In the case of date with timestamps, looking at the evolution of certain topics over time can also help interpret their meaning. Let’s look for example at Topic 25, which appears to be related to the stock market.
# Topic 25
paste(terms[,25], collapse=", ")
## [1] "market, stock, yesterday, investors, stocks, markets, average, interest, points, rates, day, bond, dow, treasury, trading"
sample(nyt$lead_paragraph[topics==25], 1)
## [1] "The dollar ended lower against other leading currencies yesterday, hurt by growing pessimism that today's employment report for April would reveal more unsettling weakness in the American economy. Money brokers said there was some dollar buying early in the day. But later on, many traders reduced their dollar holdings as they became concerned that the Labor Department's employment report would show anemic job creation. Such weakness would put more pressure on the Federal Reserve to keep interest rates low, thereby making dollar-dominated investments less attractive."

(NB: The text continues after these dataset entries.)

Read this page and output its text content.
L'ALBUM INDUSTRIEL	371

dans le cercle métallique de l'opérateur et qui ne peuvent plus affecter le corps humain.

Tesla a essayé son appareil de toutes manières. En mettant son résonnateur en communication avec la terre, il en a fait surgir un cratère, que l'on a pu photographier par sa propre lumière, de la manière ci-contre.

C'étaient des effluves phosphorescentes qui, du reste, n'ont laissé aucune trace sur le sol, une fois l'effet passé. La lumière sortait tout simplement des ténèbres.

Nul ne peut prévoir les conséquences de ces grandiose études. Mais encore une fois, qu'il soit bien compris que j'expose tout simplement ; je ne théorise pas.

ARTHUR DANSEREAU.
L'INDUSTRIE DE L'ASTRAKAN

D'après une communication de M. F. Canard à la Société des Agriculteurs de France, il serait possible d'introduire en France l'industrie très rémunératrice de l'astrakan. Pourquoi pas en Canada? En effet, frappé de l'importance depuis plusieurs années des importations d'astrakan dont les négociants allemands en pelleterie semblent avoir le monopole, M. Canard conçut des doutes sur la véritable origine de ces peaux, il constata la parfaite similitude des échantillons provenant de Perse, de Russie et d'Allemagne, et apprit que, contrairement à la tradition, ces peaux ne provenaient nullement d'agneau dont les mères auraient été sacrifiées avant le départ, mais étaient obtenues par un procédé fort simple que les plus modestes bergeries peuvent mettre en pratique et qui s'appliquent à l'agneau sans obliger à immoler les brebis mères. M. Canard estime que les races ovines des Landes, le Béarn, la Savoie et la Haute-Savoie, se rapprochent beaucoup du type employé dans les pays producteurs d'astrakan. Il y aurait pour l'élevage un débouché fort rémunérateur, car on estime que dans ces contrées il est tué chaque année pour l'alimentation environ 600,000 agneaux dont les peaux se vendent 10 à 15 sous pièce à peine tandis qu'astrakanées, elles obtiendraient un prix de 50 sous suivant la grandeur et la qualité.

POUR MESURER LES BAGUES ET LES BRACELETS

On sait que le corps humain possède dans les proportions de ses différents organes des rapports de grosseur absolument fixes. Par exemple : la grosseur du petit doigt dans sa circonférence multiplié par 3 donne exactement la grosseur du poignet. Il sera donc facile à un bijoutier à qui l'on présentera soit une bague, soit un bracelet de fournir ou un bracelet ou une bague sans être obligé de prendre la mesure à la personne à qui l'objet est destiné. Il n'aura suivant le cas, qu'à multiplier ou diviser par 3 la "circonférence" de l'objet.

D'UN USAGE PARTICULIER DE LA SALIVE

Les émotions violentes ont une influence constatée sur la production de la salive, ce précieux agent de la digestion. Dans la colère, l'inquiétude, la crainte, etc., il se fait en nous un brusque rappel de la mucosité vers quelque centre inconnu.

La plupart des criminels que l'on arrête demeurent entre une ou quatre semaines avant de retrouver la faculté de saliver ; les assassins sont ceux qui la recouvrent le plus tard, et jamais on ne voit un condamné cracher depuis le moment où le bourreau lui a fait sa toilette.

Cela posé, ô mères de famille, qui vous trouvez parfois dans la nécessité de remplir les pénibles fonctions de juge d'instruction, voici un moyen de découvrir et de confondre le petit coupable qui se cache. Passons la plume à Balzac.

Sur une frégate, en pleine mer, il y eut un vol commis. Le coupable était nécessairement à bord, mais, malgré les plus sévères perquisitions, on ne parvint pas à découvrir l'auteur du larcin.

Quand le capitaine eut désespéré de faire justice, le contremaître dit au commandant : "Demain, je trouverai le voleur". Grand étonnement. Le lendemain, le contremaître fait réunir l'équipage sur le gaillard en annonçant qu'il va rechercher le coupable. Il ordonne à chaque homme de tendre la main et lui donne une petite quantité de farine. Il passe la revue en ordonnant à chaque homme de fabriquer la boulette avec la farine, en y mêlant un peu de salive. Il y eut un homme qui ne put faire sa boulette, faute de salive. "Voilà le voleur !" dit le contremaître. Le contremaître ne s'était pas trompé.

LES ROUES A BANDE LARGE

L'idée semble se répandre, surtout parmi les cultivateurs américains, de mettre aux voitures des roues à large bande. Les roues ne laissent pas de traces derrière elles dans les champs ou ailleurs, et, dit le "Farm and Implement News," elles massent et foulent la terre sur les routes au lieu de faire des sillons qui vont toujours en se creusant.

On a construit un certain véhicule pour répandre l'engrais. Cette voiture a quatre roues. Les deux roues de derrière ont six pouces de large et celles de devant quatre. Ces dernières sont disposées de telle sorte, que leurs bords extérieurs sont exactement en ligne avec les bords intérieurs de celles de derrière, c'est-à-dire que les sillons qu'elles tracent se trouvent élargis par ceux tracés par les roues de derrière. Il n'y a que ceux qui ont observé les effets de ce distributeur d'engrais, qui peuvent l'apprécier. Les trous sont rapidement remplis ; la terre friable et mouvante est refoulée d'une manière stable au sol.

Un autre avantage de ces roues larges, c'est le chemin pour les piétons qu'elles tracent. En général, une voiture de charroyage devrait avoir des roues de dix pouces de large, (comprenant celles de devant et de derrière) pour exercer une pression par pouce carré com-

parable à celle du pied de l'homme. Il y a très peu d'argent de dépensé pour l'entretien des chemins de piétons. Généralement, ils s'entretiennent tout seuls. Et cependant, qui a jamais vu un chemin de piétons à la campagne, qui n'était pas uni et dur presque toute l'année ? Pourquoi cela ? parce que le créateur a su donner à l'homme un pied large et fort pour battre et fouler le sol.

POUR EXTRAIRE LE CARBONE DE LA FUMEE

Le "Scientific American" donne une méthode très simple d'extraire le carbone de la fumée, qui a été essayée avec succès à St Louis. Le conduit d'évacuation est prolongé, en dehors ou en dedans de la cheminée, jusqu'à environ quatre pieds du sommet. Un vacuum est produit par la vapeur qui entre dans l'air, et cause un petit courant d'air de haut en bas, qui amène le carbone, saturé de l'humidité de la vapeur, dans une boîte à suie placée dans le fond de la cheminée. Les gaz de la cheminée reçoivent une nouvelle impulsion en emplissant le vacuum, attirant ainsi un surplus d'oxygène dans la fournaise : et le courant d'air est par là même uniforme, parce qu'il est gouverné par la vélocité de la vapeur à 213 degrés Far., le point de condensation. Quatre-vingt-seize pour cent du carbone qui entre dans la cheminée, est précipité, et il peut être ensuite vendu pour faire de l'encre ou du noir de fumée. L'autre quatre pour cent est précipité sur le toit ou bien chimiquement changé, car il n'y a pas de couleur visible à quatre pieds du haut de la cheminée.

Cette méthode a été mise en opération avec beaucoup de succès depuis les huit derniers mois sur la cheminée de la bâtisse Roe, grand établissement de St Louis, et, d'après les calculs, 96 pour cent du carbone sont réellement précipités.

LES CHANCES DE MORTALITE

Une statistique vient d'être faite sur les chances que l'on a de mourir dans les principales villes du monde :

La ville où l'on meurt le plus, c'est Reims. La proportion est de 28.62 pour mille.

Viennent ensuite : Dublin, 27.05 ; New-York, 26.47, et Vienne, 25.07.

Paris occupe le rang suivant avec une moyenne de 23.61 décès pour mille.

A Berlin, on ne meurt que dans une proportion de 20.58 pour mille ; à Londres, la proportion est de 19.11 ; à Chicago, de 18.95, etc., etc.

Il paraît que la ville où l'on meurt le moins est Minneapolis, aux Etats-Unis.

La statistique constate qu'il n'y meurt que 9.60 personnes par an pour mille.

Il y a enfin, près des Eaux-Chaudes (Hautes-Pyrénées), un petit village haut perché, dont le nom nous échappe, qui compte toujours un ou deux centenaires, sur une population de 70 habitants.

# add predicted topic to dataset
nyt$pred_topic <- topics
nyt$year <- substr(nyt$datetime, 1, 4) # extract year
# frequency table with articles about stock market, per year
tab <- table(nyt$year[nyt$pred_topic==2])
plot(tab)
But we can actually do better than this. LDA is a probabilistic model, which means that for each document, it actually computes a distribution over topics. In other words, each document is considered to be about a mixture of topics.
This information is included in the matrix gamma
in the
LDA object (theta
in the notation we used for the slides).
For example, article 1 is 21% about topic 27, 7% about topic 29, 4%
about topic 2, and then less than 4% for each of the rest.
round(lda@gamma[1,], 2)
## [1] 0.02 0.04 0.04 0.02 0.03 0.02 0.02 0.02 0.02 0.03 0.02 0.02 0.04 0.02 0.02
## [16] 0.02 0.02 0.03 0.04 0.02 0.03 0.02 0.02 0.02 0.03 0.03 0.21 0.03 0.07 0.02
So we can actually take the information in the matrix and aggregate it to compute the average probability that an article each year is about a particular topic. Let’s now choose Topic 23, which appears to be related to the financial crisis.
# Topic 23
paste(terms[,23], collapse=", ")
## [1] "financial, money, banks, crisis, credit, markets, bank, debt, nation's, system, loans, funds, supply, fund, savings"
# add probability to df
nyt$prob_topic <- lda@gamma[,23]
# now aggregate at the year level
agg <- aggregate(nyt$prob_topic, by=list(year=nyt$year), FUN=mean)
# and plot it
plot(agg$year, agg$x, type="l", xlab="Year", ylab="Avg. prob. of article about topic 23",
main="Estimated proportion of articles about the financial crisis")